Publication year - 1987
Publication title -
british journal of haematology
Language(s) - English
Resource type - Journals
SCImago Journal Rank - 1.907
H-Index - 186
eISSN - 1365-2141
pISSN - 0007-1048
DOI - 10.1111/j.1365-2141.1987.00385.x
Subject(s) - glycolipid , glycopeptide , ganglioside , antigenicity , red blood cell , glycoprotein , membrane , biochemistry , chemistry , red cell , cord blood , biology , microbiology and biotechnology , immunology , medicine , antibody , antibiotics
Summary The composition and structure of neutral and acidic oligoglycosylceramides, polyglycosylceramides and polyglycosylpeptides were determined in erythrocyte membranes of two patients with congenital dyserythropoietic anaemia type II. In keeping with previous studies we found an elevated accumulation in CDA II erythrocytes of LacCer, Lc 3 Cer and nLc 4 Cer.
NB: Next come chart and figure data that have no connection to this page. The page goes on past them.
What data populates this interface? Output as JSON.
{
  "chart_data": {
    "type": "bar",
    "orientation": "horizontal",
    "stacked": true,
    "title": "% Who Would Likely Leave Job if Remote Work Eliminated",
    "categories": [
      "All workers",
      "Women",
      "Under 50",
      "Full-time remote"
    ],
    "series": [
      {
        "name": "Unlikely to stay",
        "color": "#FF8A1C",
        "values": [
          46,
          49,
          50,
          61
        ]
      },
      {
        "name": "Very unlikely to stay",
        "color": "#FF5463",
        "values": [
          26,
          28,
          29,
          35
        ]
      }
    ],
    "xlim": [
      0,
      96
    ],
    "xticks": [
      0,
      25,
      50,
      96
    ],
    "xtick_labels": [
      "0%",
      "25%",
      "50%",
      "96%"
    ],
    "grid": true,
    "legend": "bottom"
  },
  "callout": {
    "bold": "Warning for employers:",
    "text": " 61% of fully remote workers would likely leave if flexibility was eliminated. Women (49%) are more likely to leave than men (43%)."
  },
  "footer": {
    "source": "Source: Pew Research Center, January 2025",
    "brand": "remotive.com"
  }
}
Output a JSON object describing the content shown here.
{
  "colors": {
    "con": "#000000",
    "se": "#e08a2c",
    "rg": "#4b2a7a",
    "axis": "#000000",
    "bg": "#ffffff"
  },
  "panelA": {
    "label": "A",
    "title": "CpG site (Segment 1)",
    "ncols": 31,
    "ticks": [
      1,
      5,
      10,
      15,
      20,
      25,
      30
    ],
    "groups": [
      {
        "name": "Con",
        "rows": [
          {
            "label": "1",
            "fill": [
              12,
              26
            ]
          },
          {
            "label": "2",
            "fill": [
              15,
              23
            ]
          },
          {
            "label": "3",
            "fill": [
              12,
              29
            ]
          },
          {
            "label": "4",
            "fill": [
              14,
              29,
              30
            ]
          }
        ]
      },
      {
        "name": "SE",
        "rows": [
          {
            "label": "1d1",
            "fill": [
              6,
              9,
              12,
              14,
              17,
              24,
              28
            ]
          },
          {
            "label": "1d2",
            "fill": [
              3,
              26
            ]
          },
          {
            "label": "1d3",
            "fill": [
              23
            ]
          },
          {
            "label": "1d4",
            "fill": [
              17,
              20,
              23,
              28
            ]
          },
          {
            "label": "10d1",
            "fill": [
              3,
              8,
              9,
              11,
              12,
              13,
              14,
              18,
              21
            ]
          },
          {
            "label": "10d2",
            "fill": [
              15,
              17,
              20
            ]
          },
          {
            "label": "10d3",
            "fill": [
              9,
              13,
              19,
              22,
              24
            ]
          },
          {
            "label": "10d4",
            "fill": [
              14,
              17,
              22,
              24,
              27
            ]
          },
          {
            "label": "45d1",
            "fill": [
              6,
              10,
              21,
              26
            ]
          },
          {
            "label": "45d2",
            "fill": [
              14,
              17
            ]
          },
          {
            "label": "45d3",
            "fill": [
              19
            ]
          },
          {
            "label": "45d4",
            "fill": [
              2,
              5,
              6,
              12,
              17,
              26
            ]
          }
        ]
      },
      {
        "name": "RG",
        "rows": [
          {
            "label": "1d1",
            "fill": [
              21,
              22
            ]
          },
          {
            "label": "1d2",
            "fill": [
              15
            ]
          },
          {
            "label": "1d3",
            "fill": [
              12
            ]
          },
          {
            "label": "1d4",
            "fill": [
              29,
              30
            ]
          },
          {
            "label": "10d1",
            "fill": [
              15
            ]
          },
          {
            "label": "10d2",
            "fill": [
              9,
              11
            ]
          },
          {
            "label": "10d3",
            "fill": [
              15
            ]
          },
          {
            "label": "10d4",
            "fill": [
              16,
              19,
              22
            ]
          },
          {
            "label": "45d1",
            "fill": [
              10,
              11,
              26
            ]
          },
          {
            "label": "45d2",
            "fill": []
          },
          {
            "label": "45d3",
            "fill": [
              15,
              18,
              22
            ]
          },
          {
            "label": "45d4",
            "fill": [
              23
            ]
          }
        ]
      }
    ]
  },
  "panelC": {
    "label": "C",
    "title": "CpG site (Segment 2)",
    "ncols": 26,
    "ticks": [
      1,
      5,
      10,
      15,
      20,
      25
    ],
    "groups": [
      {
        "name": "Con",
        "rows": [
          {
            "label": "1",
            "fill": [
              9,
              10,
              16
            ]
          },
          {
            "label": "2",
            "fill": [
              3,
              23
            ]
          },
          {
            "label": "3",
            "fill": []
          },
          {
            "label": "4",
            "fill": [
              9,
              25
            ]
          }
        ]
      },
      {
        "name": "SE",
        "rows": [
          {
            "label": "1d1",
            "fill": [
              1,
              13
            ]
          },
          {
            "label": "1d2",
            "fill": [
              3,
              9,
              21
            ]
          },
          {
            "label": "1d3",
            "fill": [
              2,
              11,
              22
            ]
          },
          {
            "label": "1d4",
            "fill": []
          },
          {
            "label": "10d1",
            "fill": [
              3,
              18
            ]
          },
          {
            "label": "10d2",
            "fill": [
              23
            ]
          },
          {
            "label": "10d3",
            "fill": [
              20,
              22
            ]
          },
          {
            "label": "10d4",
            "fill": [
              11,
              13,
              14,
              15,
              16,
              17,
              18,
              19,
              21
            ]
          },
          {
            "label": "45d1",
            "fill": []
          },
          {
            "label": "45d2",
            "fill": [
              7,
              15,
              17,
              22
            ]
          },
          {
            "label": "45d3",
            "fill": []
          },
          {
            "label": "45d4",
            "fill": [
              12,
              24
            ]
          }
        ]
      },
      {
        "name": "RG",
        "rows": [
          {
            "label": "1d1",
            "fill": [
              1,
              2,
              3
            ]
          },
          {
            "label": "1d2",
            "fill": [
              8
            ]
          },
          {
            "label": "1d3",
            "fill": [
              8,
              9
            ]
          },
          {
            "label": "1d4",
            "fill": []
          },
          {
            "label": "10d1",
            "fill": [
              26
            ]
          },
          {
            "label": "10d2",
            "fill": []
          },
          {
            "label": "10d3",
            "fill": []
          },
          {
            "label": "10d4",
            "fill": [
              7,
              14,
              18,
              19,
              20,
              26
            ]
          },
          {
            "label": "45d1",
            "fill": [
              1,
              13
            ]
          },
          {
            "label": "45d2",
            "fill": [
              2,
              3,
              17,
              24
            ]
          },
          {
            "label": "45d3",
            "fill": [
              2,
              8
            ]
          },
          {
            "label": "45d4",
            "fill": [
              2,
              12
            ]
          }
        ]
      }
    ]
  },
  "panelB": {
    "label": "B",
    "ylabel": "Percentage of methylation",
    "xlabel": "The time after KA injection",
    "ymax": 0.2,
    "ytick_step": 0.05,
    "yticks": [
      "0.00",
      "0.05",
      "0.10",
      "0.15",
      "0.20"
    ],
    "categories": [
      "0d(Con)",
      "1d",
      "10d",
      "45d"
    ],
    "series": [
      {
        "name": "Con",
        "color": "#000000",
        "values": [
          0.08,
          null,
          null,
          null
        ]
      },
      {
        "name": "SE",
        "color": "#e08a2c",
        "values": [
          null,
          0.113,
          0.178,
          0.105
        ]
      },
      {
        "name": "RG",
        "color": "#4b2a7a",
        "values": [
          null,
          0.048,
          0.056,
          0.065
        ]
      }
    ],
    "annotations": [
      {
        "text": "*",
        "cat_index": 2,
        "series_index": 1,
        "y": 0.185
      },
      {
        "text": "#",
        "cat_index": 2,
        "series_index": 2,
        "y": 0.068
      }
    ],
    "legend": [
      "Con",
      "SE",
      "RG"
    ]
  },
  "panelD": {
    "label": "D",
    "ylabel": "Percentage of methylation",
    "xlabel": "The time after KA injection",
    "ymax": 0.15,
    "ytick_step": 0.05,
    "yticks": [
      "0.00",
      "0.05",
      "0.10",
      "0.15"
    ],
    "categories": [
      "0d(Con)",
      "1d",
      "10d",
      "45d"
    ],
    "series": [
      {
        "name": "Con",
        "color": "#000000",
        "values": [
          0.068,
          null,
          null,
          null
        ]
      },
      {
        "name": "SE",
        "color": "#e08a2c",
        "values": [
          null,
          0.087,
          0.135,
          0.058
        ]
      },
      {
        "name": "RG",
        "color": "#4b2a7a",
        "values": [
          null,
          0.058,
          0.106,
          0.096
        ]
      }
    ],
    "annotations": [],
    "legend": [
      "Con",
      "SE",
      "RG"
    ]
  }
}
Gb 4 Cer was elevated in erythrocytes of only one of the two patients tested. In addition we found a significant increase of 6 IVNeuAcnLc 4 Cer ganglioside. Polyglycosylceramides were elevated 6‐fold but they resembled those of cord erythrocytes with respect to complexity and the number of side chains. Polyglycosylpeptides of CDA II erythrocytes were decreased 7‐fold. These glycopeptides were, however, heterogeneous with respect to branching pattern; the minor fraction was highly branched whereas the major one was more linear in structure. Both polyglycosylceramides and polyglycosylpeptides exhibited high I and i antigenicity. We postulate that the accumulation of glycolipids and underglycosylation of glycoproteins in CDA II membranes results from the prolongation of G1 and possibly M phases of the mitotic cycle of the erythroid cells in which glycolipids are preferentially synthesized.